Medium confidence — this is where I'm extrapolating beyond what the paper directly supports as a prompting strategy:
5. When you notice your hypotheses are converging (e.g., three slight
variations of the same diagnosis), explicitly ask: "Am I mode-collapsing?"
and force at least one hypothesis from a different causal model.
6. Track which hypotheses you'd LOSE if you were forced to give one answer.
Name what information would distinguish between your top hypotheses.
Lower confidence — this is me riffing on the RLCR calibration results, and I'm not sure prompting actually produces calibrated confidence:
7. Your stated confidence should correlate with your actual accuracy. If you
say 0.8, you should be right about 80% of the time on questions like this.
Prefer saying "0.4 — I'm genuinely unsure" over "0.9" when you're pattern-
matching rather than reasoning.
The key finding from the paper is that independent samples repeat the same reasoning tokens, just with slightly different surface forms — and Multi-Answer RL fixes this at the training level. When you prompt a model to give multiple answers, you're still doing the equivalent of independent sampling within a single generation. The model's weights still want to collapse to the mode. You're fighting the training objective with a prompt, which is... possible but lossy.
Jacob Andreas himself notes that RLCR "is far from solving the problem" and there's room to better align external expressions of certainty with internal representations of confidence. So even the trained version has a gap between stated and felt uncertainty. The prompted version will have a bigger gap.
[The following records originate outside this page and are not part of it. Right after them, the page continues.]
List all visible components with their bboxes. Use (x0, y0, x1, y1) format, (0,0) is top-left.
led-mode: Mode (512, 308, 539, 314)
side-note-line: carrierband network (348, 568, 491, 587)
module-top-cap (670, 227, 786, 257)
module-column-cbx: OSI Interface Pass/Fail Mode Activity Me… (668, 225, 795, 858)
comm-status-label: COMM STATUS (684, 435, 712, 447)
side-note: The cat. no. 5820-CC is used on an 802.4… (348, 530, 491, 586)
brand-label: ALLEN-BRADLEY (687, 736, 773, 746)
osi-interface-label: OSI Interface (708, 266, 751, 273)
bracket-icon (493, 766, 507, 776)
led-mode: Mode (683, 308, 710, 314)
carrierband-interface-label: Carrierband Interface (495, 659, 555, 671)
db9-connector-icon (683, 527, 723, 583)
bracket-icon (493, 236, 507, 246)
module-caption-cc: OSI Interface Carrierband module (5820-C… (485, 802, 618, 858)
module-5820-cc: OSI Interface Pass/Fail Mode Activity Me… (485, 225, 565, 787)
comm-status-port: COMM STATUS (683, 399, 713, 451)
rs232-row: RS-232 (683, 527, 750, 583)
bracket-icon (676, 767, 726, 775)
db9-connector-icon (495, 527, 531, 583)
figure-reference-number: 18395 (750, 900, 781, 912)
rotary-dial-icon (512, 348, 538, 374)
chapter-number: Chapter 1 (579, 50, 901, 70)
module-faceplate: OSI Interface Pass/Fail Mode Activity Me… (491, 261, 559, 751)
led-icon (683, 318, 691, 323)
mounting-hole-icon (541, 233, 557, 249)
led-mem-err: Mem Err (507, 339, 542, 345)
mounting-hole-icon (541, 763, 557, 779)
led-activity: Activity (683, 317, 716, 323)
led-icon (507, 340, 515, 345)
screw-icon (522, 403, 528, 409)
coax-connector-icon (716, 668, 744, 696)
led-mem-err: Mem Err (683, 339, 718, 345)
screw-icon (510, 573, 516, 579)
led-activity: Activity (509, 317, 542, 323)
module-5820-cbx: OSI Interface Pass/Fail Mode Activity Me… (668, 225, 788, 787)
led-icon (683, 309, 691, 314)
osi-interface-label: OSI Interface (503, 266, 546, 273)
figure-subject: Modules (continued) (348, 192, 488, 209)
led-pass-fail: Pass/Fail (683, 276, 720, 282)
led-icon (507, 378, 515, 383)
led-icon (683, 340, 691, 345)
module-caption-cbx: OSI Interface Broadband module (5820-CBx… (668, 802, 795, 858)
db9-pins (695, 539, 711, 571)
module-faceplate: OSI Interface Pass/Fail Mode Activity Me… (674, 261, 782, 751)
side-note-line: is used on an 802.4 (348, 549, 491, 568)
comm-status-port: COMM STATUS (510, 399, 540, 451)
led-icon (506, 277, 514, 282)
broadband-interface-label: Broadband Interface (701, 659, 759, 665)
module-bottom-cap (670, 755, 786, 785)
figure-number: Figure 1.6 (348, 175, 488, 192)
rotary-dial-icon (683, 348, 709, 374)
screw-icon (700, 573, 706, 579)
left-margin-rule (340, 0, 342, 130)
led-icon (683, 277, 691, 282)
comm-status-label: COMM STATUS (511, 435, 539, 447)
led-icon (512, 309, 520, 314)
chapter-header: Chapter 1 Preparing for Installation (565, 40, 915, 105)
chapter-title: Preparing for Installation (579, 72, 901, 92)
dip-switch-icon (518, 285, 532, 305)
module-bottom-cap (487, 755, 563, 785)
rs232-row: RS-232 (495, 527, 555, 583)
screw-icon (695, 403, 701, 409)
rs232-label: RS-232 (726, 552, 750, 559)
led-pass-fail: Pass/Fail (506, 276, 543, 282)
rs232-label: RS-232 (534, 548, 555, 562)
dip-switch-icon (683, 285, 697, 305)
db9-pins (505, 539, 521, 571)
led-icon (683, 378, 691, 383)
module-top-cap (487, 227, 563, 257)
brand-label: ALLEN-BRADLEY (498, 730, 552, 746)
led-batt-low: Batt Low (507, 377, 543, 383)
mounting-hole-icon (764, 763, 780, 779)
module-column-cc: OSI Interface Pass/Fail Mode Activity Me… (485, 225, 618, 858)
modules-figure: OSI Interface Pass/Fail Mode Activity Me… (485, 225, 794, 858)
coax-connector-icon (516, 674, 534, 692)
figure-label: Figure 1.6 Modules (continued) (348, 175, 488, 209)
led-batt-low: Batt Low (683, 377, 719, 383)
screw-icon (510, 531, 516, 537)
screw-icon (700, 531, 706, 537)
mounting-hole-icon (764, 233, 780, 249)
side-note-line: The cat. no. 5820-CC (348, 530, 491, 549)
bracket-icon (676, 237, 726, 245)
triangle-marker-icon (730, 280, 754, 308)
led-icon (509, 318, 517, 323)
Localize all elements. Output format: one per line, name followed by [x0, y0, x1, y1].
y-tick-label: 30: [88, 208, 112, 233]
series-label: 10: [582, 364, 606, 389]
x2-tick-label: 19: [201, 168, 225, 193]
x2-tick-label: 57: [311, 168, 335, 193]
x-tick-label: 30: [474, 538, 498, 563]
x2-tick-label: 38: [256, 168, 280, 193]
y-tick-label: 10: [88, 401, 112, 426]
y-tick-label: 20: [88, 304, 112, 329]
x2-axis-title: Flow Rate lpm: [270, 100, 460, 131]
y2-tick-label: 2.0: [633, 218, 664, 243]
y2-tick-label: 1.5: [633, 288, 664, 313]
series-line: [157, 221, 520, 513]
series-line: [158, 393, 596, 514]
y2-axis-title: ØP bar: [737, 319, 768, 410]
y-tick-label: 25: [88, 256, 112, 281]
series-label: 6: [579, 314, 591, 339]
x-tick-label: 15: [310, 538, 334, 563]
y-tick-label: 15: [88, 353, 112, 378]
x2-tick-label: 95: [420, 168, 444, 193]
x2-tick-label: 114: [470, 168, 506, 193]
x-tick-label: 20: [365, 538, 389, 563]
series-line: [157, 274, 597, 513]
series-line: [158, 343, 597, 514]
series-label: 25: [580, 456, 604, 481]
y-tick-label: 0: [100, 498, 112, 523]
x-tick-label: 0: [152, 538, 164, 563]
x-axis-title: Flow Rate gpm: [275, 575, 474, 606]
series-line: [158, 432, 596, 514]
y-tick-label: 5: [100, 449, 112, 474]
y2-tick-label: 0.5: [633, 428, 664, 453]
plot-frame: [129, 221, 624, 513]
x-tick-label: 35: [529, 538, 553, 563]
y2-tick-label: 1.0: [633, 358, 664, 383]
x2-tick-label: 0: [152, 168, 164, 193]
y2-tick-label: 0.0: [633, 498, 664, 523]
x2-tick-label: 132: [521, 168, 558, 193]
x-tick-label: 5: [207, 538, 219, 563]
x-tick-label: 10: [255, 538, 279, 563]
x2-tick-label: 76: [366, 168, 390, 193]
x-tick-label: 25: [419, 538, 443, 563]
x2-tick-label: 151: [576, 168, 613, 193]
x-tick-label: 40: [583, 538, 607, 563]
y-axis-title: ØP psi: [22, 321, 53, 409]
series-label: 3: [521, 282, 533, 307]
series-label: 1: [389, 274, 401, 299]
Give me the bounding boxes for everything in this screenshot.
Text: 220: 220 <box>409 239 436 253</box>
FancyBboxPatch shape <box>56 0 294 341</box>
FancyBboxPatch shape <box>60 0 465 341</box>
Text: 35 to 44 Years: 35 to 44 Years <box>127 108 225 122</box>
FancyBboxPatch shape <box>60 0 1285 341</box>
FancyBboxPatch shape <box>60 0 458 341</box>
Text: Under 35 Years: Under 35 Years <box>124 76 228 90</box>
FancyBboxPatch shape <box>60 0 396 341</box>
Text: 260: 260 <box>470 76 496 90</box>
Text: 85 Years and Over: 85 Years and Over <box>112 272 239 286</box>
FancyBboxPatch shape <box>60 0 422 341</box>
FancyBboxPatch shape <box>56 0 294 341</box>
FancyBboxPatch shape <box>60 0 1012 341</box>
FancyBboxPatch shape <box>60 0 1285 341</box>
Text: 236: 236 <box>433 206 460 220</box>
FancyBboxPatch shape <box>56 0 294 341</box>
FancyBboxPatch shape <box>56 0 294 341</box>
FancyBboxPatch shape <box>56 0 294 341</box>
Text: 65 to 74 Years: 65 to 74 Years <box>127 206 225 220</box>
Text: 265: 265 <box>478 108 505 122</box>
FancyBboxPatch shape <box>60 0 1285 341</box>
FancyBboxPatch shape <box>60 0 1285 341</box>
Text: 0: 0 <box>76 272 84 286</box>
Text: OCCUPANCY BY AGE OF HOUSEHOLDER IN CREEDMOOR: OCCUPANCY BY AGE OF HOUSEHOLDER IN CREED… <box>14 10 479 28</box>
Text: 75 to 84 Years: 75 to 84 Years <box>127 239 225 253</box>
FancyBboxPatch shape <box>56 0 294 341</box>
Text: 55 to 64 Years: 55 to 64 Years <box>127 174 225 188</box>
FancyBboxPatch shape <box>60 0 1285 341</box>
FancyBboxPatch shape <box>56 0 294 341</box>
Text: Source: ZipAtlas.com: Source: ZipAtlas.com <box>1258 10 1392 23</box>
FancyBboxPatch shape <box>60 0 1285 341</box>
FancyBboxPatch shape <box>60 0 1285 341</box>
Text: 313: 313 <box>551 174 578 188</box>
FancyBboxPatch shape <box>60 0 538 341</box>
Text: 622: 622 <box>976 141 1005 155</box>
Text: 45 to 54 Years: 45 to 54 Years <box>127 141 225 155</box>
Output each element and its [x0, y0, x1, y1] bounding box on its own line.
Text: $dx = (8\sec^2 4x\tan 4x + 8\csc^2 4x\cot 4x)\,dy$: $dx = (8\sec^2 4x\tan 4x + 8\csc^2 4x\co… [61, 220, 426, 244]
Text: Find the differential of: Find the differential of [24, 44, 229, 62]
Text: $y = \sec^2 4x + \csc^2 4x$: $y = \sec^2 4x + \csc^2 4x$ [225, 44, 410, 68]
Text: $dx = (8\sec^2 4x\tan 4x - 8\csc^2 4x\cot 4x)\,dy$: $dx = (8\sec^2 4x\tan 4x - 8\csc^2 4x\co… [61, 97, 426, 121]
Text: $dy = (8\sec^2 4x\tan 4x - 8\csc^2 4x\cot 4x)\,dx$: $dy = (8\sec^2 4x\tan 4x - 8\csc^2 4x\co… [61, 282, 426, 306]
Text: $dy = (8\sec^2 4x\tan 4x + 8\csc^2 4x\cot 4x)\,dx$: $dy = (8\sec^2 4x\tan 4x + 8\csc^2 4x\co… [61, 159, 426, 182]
The thing that actually concerns me: prompting for confidence scores might produce worse calibration than just letting the model answer naturally. There's decent evidence that when you force models to verbalize confidence, they anchor on round numbers and produce overconfident estimates. The RLCR paper works because the Brier score reward jointly optimizes answer correctness and confidence calibration — the model gets penalized for being miscalibrated during training. Your prompted version has no such penalty signal.
Rather than trying to replicate Multi-Answer RL through prompting (which is like trying to replicate weight training through visualization), consider:
Use the structural format (multiple hypotheses + confidence) but don't trust the confidence numbers literally. Treat them as ordinal rankings, not calibrated probabilities.
The biggest win is probably just the "reason across hypotheses jointly" instruction. That's the behavioral change most likely to survive the prompt-vs-training gap.
Pair it with your existing "push back" instruction — the multi-hypothesis framing gives me (Claude) explicit permission to say "actually hypothesis 2 might be stronger than what you assumed."
If you want actual calibration, you'd need to do what RLCR does at inference time: confidence-weighted majority voting across multiple samples — i.e., literally sample me multiple times and aggregate. Which is... expensive but real.
Want me to draft a tighter version of the prompt text that integrates with your existing user preferences? I could also look at what your current instructions are doing and flag where they might conflict with this.